La ville-sans-nom – Marseille dans la bouche de ceux qui l’assassinent de Bruno Le Dantec, avec malice et force brèves de la presse du cru ou nationale archivées méticuleusement, récapitule les nombreux combats qui émaillent cette longue histoire d’idéologies contraires qui s’affrontent dans la cité olympienne. Ça fait du bien de lire une analyse englobant les luttes passées et présentes – et vraisemblablement futures – et montrant les effets directs sur les populations locales des politiques délétères menées. Nota bene : Cet ouvrage n’est pas sans rappeler cet autre, consacré à une balade historico-politique, stimulante et nostalgique, un jour d’émeute, à travers la ville ligérienne, Nantes ville révoltée – Une contre-visite de la Cité des Ducs, par Contre Attaque. Voire cet autre : Rennes une histoire populaire, de Flavien Mignaud, illustré par Vincent Normand. Et mon petit doigt me dit que ces luttes ne sont pas à la veille de s’éteindre. Au-delà d’une vaste galaxie contestataire et d’une inoxydable combinatoire de pratiques sociales populaires, on peut compter sur CQFD, mensuel de critique et d’expérimentation sociales d’où émanent les éditions du Chien Rouge, pour continuer à porter la plume dans la plaie, pour promouvoir les bonnes habitudes solidaires carnavalesques aussi indomptables qu’irrévérencieuses, ou pour enrayer les vomitifs processus oligarchiques, racistes, mafieux, condescendants, voire nazis, dont cet opuscule énumère maintes incarnations puantes et moult avatars qui méritent donc mille fois d’être ainsi brocardés.

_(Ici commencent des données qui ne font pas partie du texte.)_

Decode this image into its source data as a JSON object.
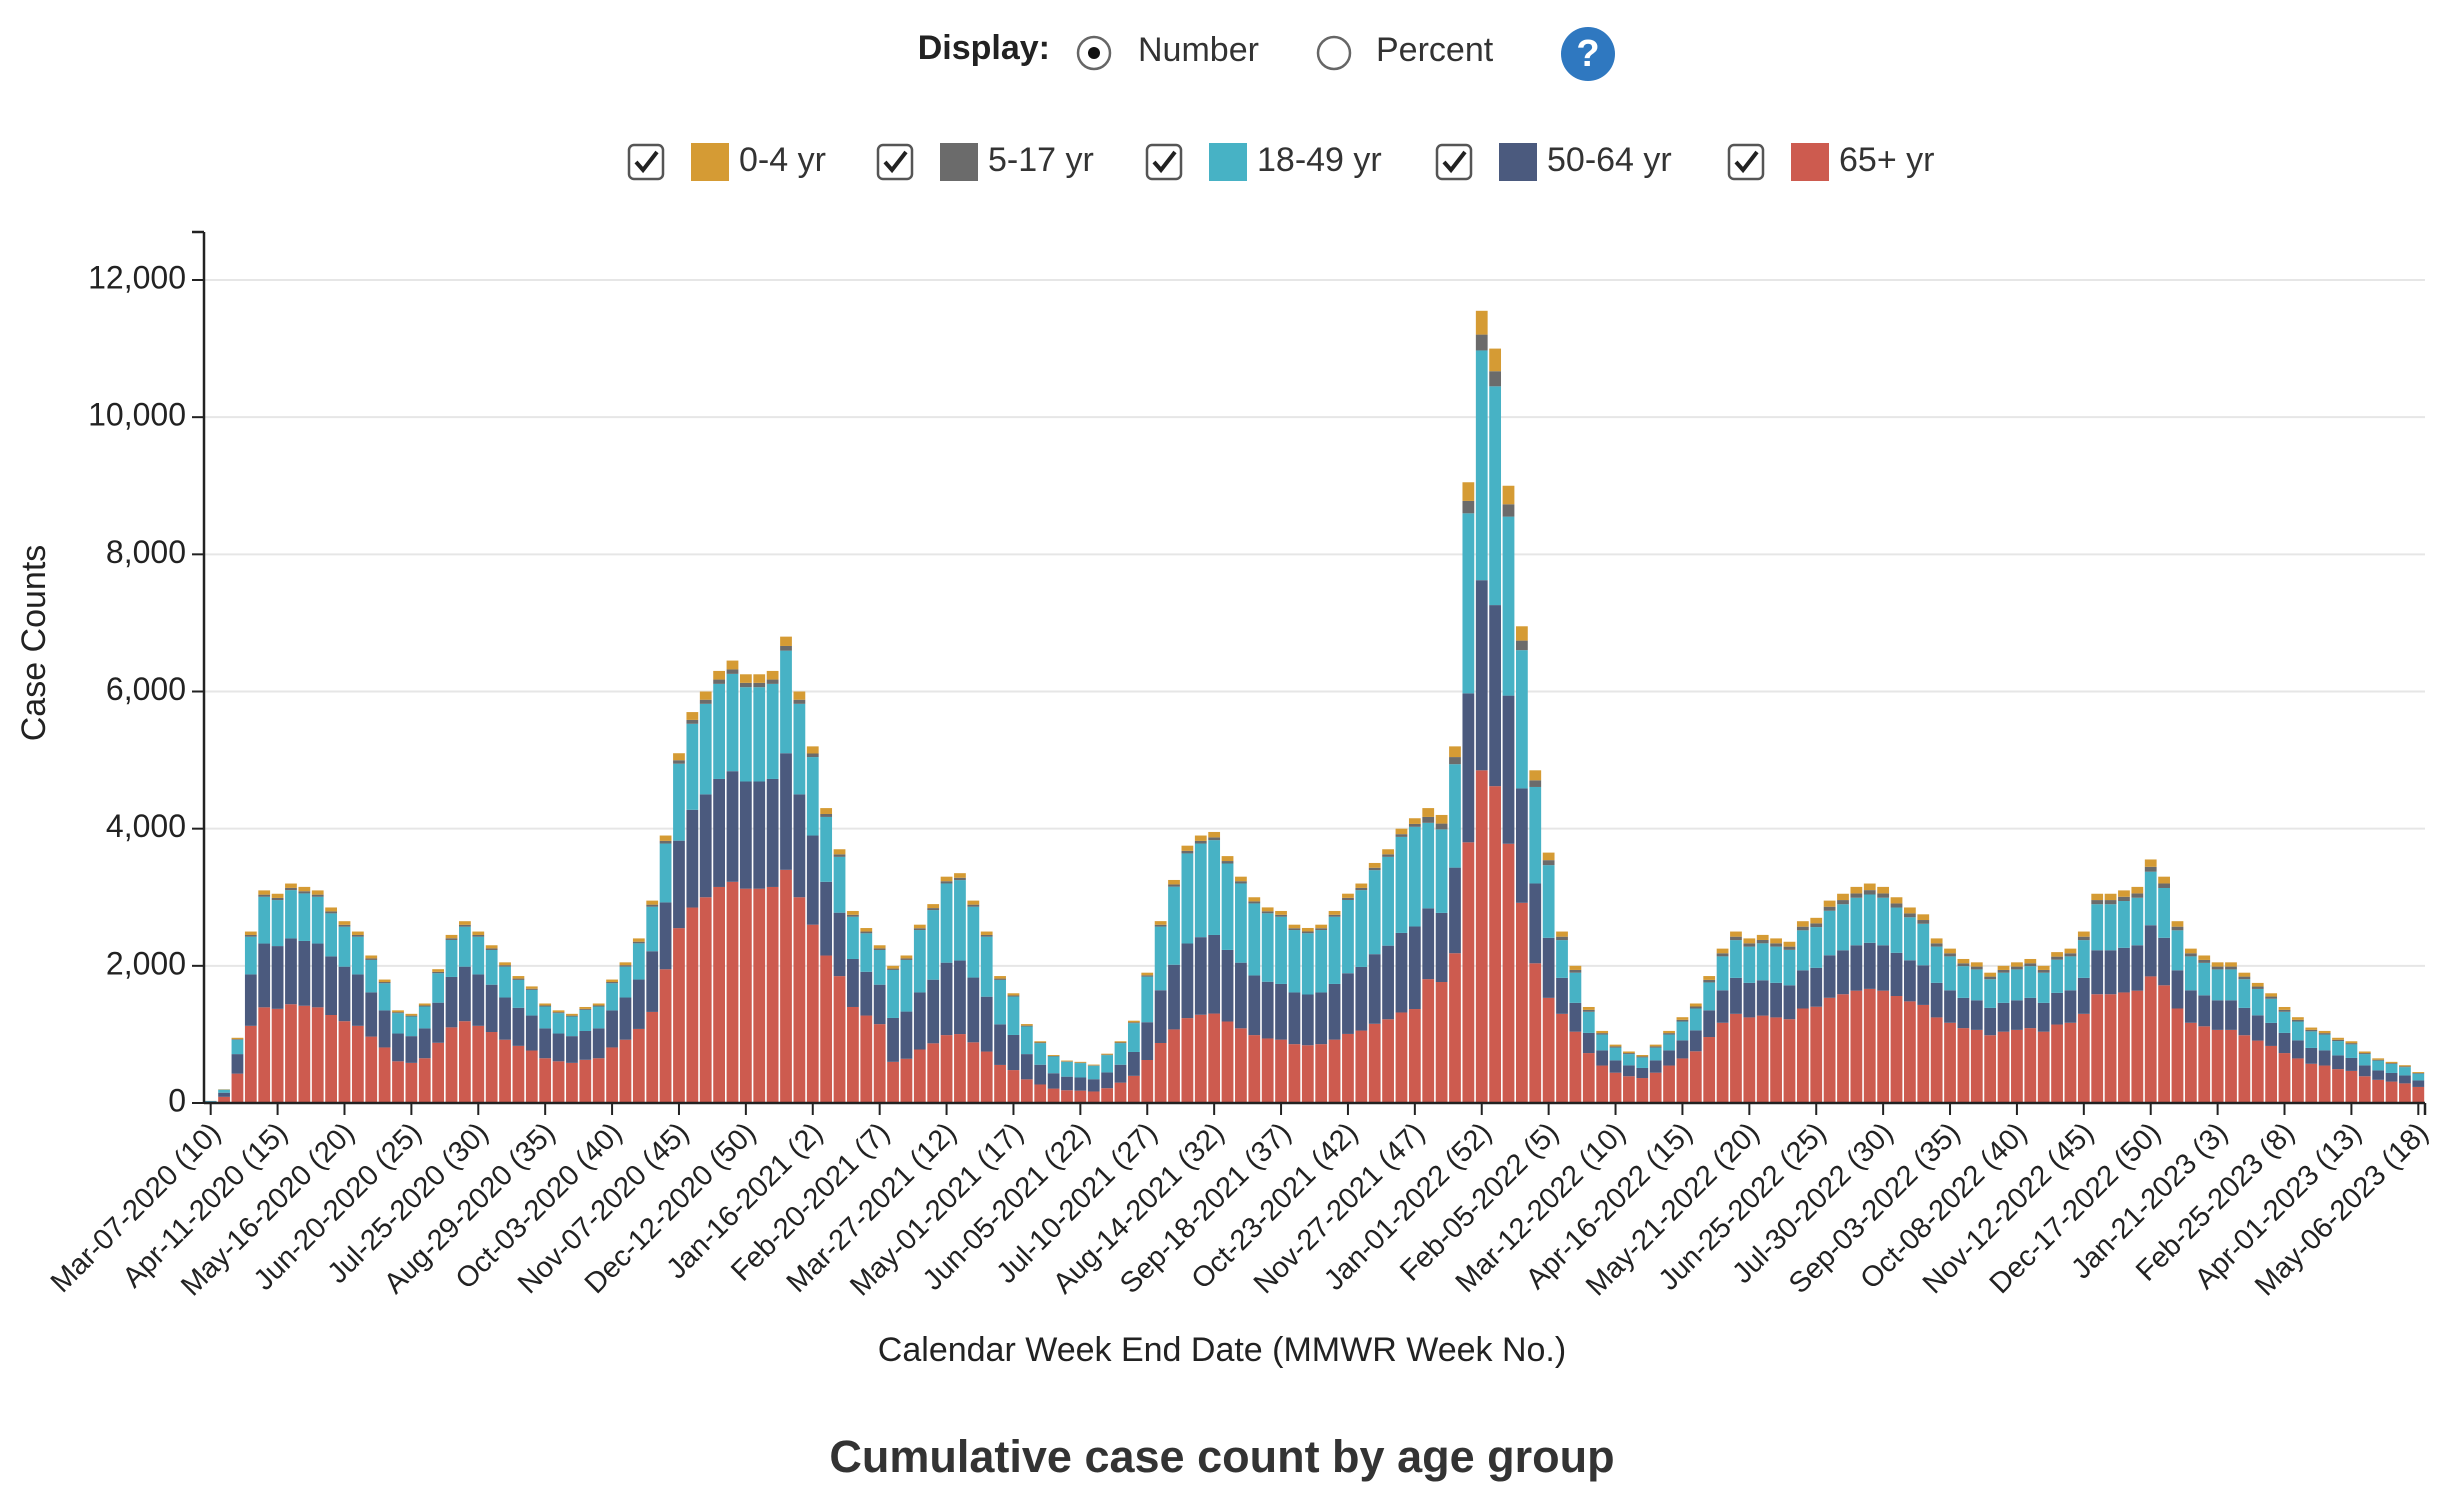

« Ils sont nourris matin, midi et soir ; et ils sont logés. Alors peut-être qu’ils ont des croissants et ils ne savent pas ce que c’est ! » (Jean Montagnac, président LR du conseil du territoire, à propose des sinistrés de la rue d’Aubagne relogés à l’hôtel et ayant exprimé leur inconfort, Marsactu, 11 décembre 2018) (p. 92)

La ville-sans-nom – Marseille dans la bouche de ceux qui l’assassinent, par Bruno Le Dantec, éditions du Chien Rouge, Marseille, mai 2024, 10 €, 160 p.